2.3. Interfaces revealed by a chemical crosslinker coupled to MS
A bifunctional crosslinker with a specific reactivity towards amino acid residues or naturally occurring bonds in biomolecules can be usefully employed to ‘freeze’ a protein complex in the solution phase. The technique avoids the need for mutagenesis or derivatization of interacting molecules which sometimes interferes with a natural binding mode of interaction, and necessitates integrative analyses in tandem with mass spectrometry due to rich but complex dataset generated upon crosslinking. A chemical crosslinker is generally applied to a purified biomolecular complex to eventually obtain comprehensive distance information between residues or bonds thereof (Figure 2B). The intrinsically disordered domain (IDD) of a protein has little propensity to form a fixed or ordered conformation. Whereas some IDDs are involved in functional molecular interaction, their flexible structure or transient binding behavior often limits the investigation of binding interfaces by conventional spectroscopic methods. A chemical linker approach has proven effective to address this issue. The tumor suppressor p53 which is known for its inherent structural flexibility and resistance to crystallization was subjected to the chemical crosslinking using an amine-reactive bifunctional linker coupled to mass spectrometry. The analyses uncovered novel information regarding the dimer-dimer interface of the p53 tetramer as well as a large degree of flexibility of the C-terminal domain and DNA-dependent conformational changes (Arlt et al., 2017; Arlt et al., 2015).
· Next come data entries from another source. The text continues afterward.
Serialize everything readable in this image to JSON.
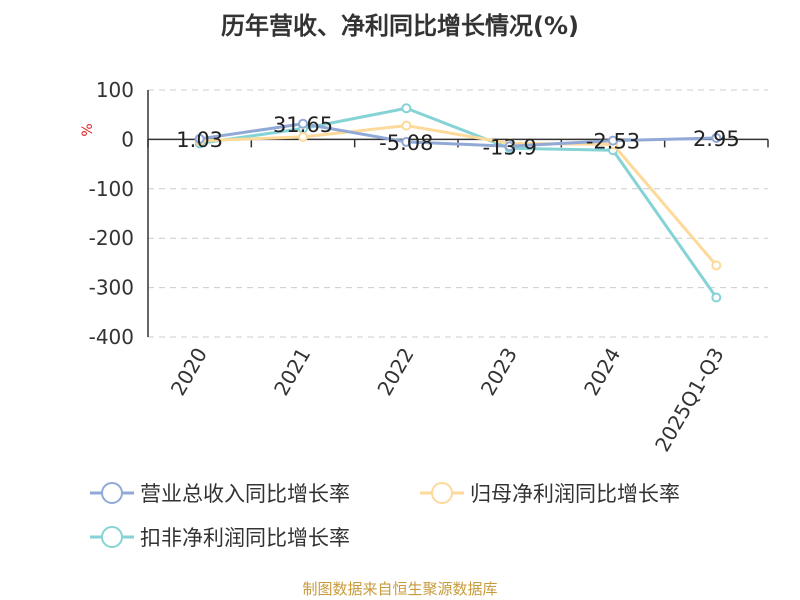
{
  "chart_data": {
    "type": "line",
    "title": "历年营收、净利同比增长情况(%)",
    "ylabel": "%",
    "categories": [
      "2020",
      "2021",
      "2022",
      "2023",
      "2024",
      "2025Q1-Q3"
    ],
    "ylim": [
      -400,
      100
    ],
    "yticks": [
      100,
      0,
      -100,
      -200,
      -300,
      -400
    ],
    "grid": true,
    "legend_position": "bottom",
    "series": [
      {
        "name": "营业总收入同比增长率",
        "color": "#91a9d6",
        "values": [
          1.03,
          31.65,
          -5.08,
          -13.9,
          -2.53,
          2.95
        ],
        "labels": [
          "1.03",
          "31.65",
          "-5.08",
          "-13.9",
          "-2.53",
          "2.95"
        ]
      },
      {
        "name": "归母净利润同比增长率",
        "color": "#fdd99a",
        "values": [
          -3,
          5,
          28,
          -8,
          -10,
          -255
        ]
      },
      {
        "name": "扣非净利润同比增长率",
        "color": "#86d3d6",
        "values": [
          -8,
          22,
          63,
          -18,
          -22,
          -320
        ]
      }
    ]
  },
  "footer": {
    "source": "制图数据来自恒生聚源数据库"
  }
}
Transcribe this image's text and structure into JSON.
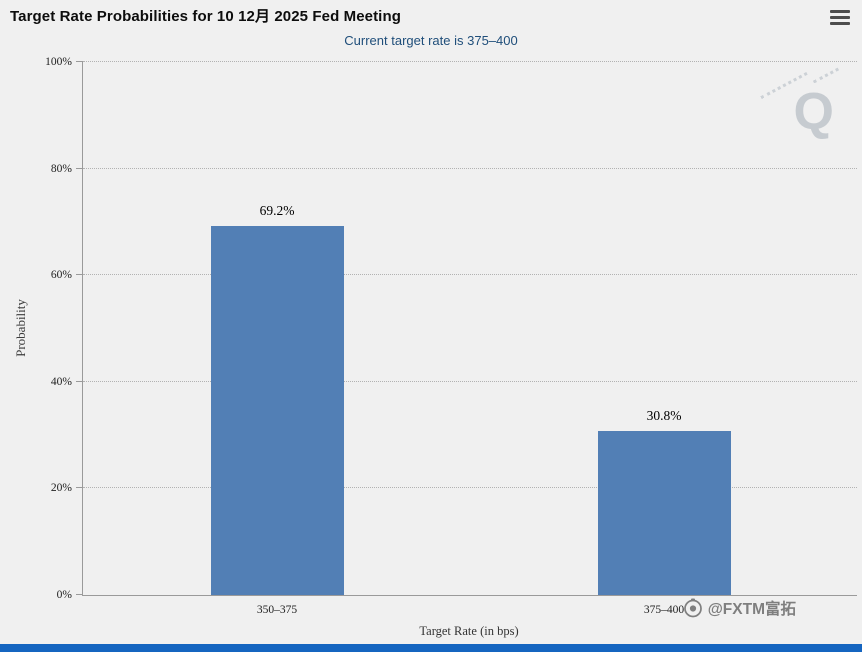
{
  "header": {
    "title": "Target Rate Probabilities for 10 12月 2025 Fed Meeting",
    "subtitle": "Current target rate is 375–400"
  },
  "menu": {
    "icon": "hamburger-icon"
  },
  "chart_data": {
    "type": "bar",
    "title": "Target Rate Probabilities for 10 12月 2025 Fed Meeting",
    "subtitle": "Current target rate is 375–400",
    "categories": [
      "350–375",
      "375–400"
    ],
    "values": [
      69.2,
      30.8
    ],
    "value_labels": [
      "69.2%",
      "30.8%"
    ],
    "xlabel": "Target Rate (in bps)",
    "ylabel": "Probability",
    "ylim": [
      0,
      100
    ],
    "ytick_labels": [
      "0%",
      "20%",
      "40%",
      "60%",
      "80%",
      "100%"
    ],
    "grid": {
      "horizontal": true,
      "style": "dotted"
    },
    "legend": "none",
    "bar_color": "#527FB5"
  },
  "watermarks": {
    "logo_letter": "Q",
    "brand": "@FXTM富拓",
    "camera_icon": "camera-icon"
  },
  "colors": {
    "background": "#F0F0F0",
    "bar": "#527FB5",
    "subtitle_text": "#1F4E7A",
    "bottom_bar": "#1565C0",
    "grid": "#B2B2B2"
  }
}
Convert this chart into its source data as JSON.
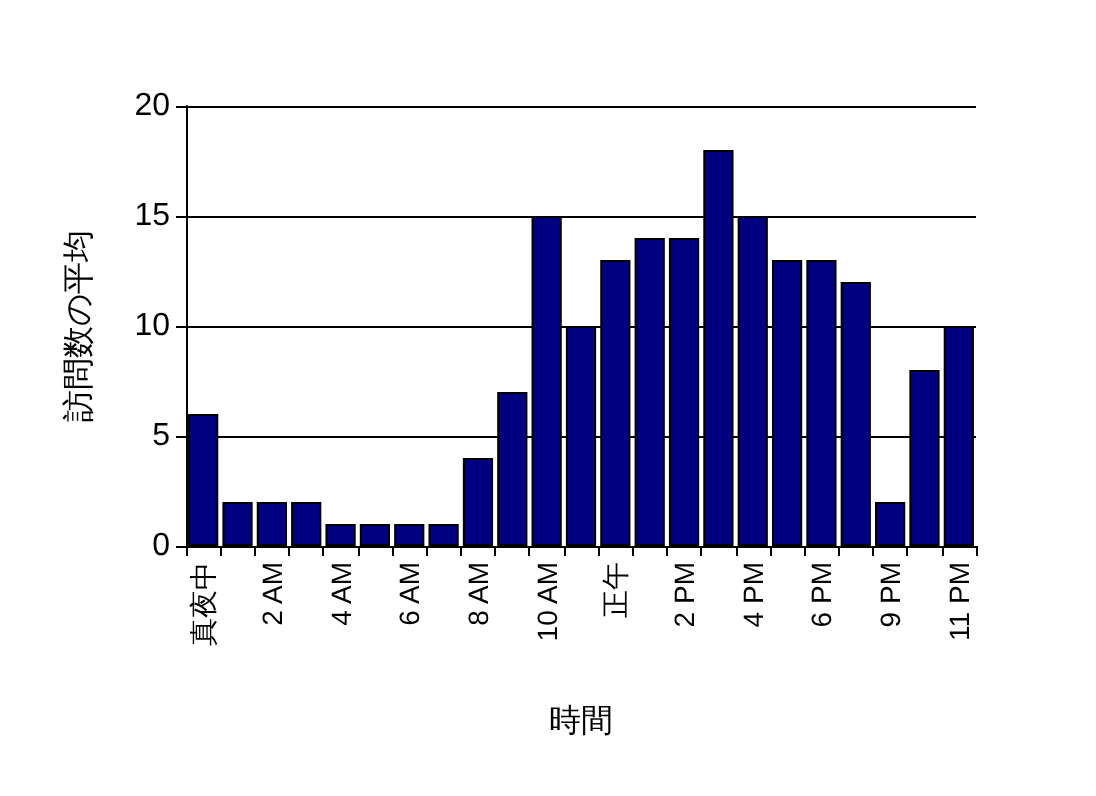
{
  "chart_data": {
    "type": "bar",
    "xlabel": "時間",
    "ylabel": "訪問数の平均",
    "categories": [
      "真夜中",
      null,
      "2 AM",
      null,
      "4 AM",
      null,
      "6 AM",
      null,
      "8 AM",
      null,
      "10 AM",
      null,
      "正午",
      null,
      "2 PM",
      null,
      "4 PM",
      null,
      "6 PM",
      null,
      "9 PM",
      null,
      "11 PM"
    ],
    "values": [
      6,
      2,
      2,
      2,
      1,
      1,
      1,
      1,
      4,
      7,
      15,
      10,
      13,
      14,
      14,
      18,
      15,
      13,
      13,
      12,
      2,
      8,
      10
    ],
    "color": "#000080",
    "ylim": [
      0,
      20
    ],
    "yticks": [
      0,
      5,
      10,
      15,
      20
    ],
    "grid": "y"
  }
}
Moreover, amine-specific linkers with different reactive groups and spacer distances were utilized to dissect the flexible or disordered interfaces of macromolecular complexes such as MICAL3, ELKS, and Rab8A; SLAIN2, CLASP2, and ch-TOG (Liu et al., 2017); NLRP1 and DPP9 (Hollingsworth et al., 2021); Rpn2 and Rpn13 (Gong et al., 2020). Recent developments in linker chemistry have produced crosslinker reagents that are cleavable, photo-activatable, or heterobifunctional, permitting controlled crosslink reactions, low background, improved sensitivity (Beard et al., 2021; Krist and Statsyuk 2015), and even in a native cellular environment (Xie et al., 2021). For instance, a crosslinker bearing a photoreactive moiety as well as a reducible spacer have been developed. A bait protein labeled with the crosslinker at a defined residue is photo-crosslinked to a prey protein after which a reductive removal of a bait protein leaves a thiol-containing fragment of the crosslinker onto the target that can be located by MS (Horne et al., 2018; Mintseris and Gygi 2020). This technique improves MS sensitivity by eliminating the background from bait peptides and, depending on the site of crosslinker labeling and spacer length, would provide structural information surrounding the interfacial region.
A substantial amount of interfacial information attained in these biological environments was completely new or contradictory to information previously obtained from the crystallographic or cryo-EM structures, enabling remodeling or refinement by the combinatorial data processing. The technique also successfully probed interfacial residues responsible for protein oligomerization, which had been poorly resolved by crystallography (Karagöz et al., 2017). Abovementioned and related studies are summarized in the header rows of ‘photo-crosslinker’ and ‘chemical crosslinker’ (Table 1).